Encrypted login | home

Program Information

Phantom Studies of a Newly Developed Solid State X-Ray Image Intensifier (SSXII) for X-Ray Image Guided Neurovascular Interventions

no image available
S Setlur Nagesh

S Setlur Nagesh*, P Sharma, V Singh, A Jain, C Ionita, A Titus, A Cartwright, D Bednarek, S Rudin, Univ. at Buffalo (SUNY) School of Med., Buffalo, NY

TU-A-218-4 Tuesday 8:00:00 AM - 9:55:00 AM Room: 218

Purpose: X-ray image-guided interventional treatment of vascular pathology such as aneurysms involves precise delivery of devices such as stents and hence may require very high-resolution imaging capability. We report the first fluoroscopy and angiography phantom studies using a new high-resolution x-ray detector that has been developed to address this need.
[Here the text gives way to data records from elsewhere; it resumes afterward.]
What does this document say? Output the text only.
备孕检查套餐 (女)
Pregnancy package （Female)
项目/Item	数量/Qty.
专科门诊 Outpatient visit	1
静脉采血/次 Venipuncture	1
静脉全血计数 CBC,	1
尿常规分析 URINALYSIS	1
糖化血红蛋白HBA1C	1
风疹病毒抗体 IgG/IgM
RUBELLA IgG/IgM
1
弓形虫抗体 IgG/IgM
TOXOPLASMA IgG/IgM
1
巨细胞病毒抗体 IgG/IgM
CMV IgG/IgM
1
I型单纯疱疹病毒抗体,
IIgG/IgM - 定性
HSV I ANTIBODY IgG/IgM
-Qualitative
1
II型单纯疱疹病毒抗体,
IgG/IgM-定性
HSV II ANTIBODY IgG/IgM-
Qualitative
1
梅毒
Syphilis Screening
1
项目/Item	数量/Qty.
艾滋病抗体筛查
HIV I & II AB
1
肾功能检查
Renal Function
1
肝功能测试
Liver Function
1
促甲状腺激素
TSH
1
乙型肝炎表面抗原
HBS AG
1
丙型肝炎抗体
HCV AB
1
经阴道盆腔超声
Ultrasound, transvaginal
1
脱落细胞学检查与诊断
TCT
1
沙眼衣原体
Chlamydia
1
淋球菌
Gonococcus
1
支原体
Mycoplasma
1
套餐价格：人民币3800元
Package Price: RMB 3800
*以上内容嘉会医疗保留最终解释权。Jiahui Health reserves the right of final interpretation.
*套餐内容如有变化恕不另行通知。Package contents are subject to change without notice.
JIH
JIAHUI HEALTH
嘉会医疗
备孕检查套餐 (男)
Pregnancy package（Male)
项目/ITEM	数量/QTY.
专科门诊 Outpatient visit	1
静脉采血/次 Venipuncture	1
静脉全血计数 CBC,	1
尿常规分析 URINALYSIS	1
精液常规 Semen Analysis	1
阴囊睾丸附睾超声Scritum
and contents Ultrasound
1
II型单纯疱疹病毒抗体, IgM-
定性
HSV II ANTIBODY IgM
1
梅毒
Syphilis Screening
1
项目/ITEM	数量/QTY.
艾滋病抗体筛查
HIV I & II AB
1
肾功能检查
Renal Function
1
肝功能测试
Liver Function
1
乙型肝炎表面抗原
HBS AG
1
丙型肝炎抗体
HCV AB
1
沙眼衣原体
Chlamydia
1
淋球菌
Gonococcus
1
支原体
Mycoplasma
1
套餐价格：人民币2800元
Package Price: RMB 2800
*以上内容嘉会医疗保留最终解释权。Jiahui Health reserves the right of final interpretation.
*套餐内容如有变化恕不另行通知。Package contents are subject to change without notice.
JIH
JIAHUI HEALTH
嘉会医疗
Methods: The Solid State X-ray Image Intensifier (SSXII) detector is based on Electron-Multiplying Charge Coupled Device (EMCCD) technology (E2V Technologies, Chelmsford, England). An EMCCD with 13-µm pixels and fiber optic window is coupled to a fiber-optic taper with a taper ratio of 3.3 that views a 300-µm thick CsI x-ray scintillator, thus making an effective pixel size of 42.9 µm and a Nyquist frequency of 11.8 lp/mm for this detector.
A small aneurysm insert that was part of a flow loop was placed in the base of the brain region of an anthropomorphic head phantom (RS-230, Supertech, Elkhart, IN) to simulate pathology in the Circle of Willis of a patient and interventional procedures were done with similar attenuation and anatomical characteristics that would be experienced in the clinic. A guidewire was threaded into the aneurysm under fluoroscopic image guidance with the SSXII. Digital Subtraction Angiography (DSA) was performed using a standard contrast injection (iodine 350 mg/ml) into the flow loop and angiographic sequences were recorded with the new detector.

Results: The operation of the new SSXII detector in both fluoroscopy and angiography exposure ranges was demonstrated for the first time on human phantoms. The resolution of this detector is substantially higher than current-state-of-the-art flat panel detectors with 150 to 200 µm pixels.

Conclusions: The newly developed high-resolution EMCCD-based detector can potentially be used for both fluoroscopy and angiography to address the high-resolution imaging needs of x-ray image-guided neuro-vascular interventions.